Our patient also has a mutation in AGRN (NM_198576: c.2908 C>G [p.Gln970Glu]), which is also a missense mutation. Glutamine is an amino acid that is neutral at physiological pH, whereas glutamate is acidic at physiological pH [11]. Glutamate permits tighter packing in alpha-helices [12]. Ohkawara B et al. studied four CMS patients with variants in AGRN [13]. Among these patients, patient 4 was found to have generalized hypotonia with both proximal and distal limb muscle weakness [13]. At the same time, the other patients presented with varying symptoms, including a waddling gait, tracheostomy for respiratory support, and scoliosis. The mutation in patient 4 involved NM_198576: c.5023 G>A (p.Gly1675Ser). In order to see the effect of patient 4's missense mutation in AGRN on AChR clustering, agrin and WT fragments were added to a conditioned culture medium and then added to C2C12 myotubes, and it was concluded that the mutated agrin fragments resulted in decreased areas of AChR clustering [13]. From genome data mining analysis via gnomAD, we discovered that a mutation in front of p.Pro968Pro and after c.2911+4_2911+5del, the one we observed in our patient in AGRN (NM_198576: c.2908 C>G [p.Gln970Glu]) are in the splice region [14,15]. This may be much more deleterious and may result in dysfunctional proteins, leading to the improper signaling of the agrin-Lrp4-MuSK pathway. Although the purpose of this protein's domain is not clearly determined, they are stated to contain glycosylated sites [16] and are essential for binding to neural cell adhesion molecule 1 [17]. In a study conducted by Karakaya M et al., a 17-month-old male was studied who presented with signs of neck extensor muscle weakness and mild limb-girdle weakness [5]. By 30 months of age, the patient presented with bilateral ptosis and restrictive eye movements that got worse throughout the day [5]. This patient presents features similar to our patient, including poor head control and problems with eye movements. After performing whole exome sequencing on this male, Karayaka M et al. found a homozygous nonconservative missense mutation in exon 29 of the AGRN gene (g.chr1:985853 G>A, c.5023 G>A, p.Gly1675Ser) [5]. Missense mutations in the AGRN gene present with variable features of CMS, as can be seen by patients in earlier studies [4,5].

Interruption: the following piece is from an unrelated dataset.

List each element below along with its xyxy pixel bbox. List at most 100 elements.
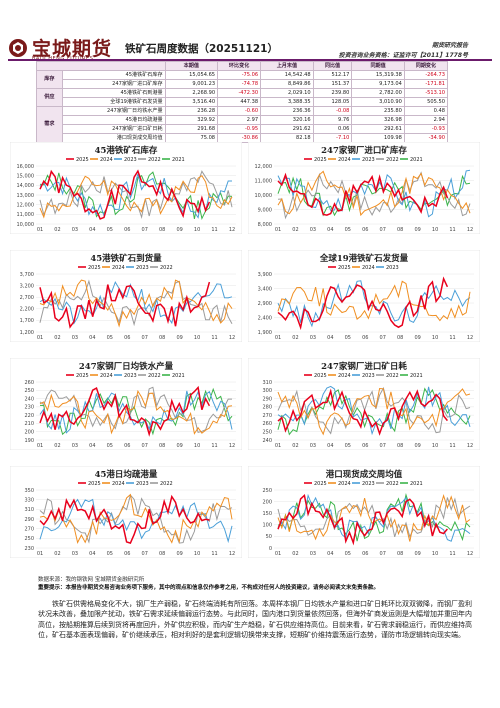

The docking mechanism of synaptic vesicles plays a significant role in the proper signal pathway of neurons. Simmons RL et al. have looked into 4-aminopyridine (4-AP) as a potential treatment strategy for missense and nonsense variants in the VAMP2 gene of synaptic vesicle docking [2]. Variants in VAMP2 are associated with impaired action potential triggered by aberrant neurotransmitter exocytosis and endocytosis [2]. Simmons RL et al. hypothesize that treatment with 4-AP could prolong the duration of the action potential leading to an increased release of synaptic vesicles [2]. 4-AP has been shown to work by inhibiting K+ channels, leading to increased Ca2+ availability [2]. Manipulating the mechanism of the Ca2+ channels can provide a longer time period for exocytosis of the synaptic vesicle and trigger neurotransmitter release [1,18,19]. Treatment options found beneficial to patients with missense mutations in AGRN include Salbutamol [5] and should be considered in the future for patients presenting with mutations in the AGRN pathway. Salbutamol is a beta-2 adrenergic receptor agonist and has been found to improve muscle strength in patients suffering from CMS with AChR deficiency [20].

Conclusions

In summary, GDD is a broad spectrum of genetic disorders presenting different genetic variants and clinical symptoms in the early developmental stages of life. GDD can manifest in various ways depending on the segment of the affected gene. The mechanism underlying the genetic mutations remains obscure. While lab results can aid in ruling out known diseases, it is not sufficient for discovering unknown GDD conditions. The protein genetic variant of p.Gln76Pro associated with VAMP2 and p.Gln970Glu associated with AGRN are novel because these variants have not been found in combination in other studies. Uncovering the molecular structure of proteins in the different neuronal signaling pathways could aid future research in understanding the relationship between genes, their location, and the mechanisms of disease. This report illustrates the complex mechanisms of action that could contribute to the pathology of GDD.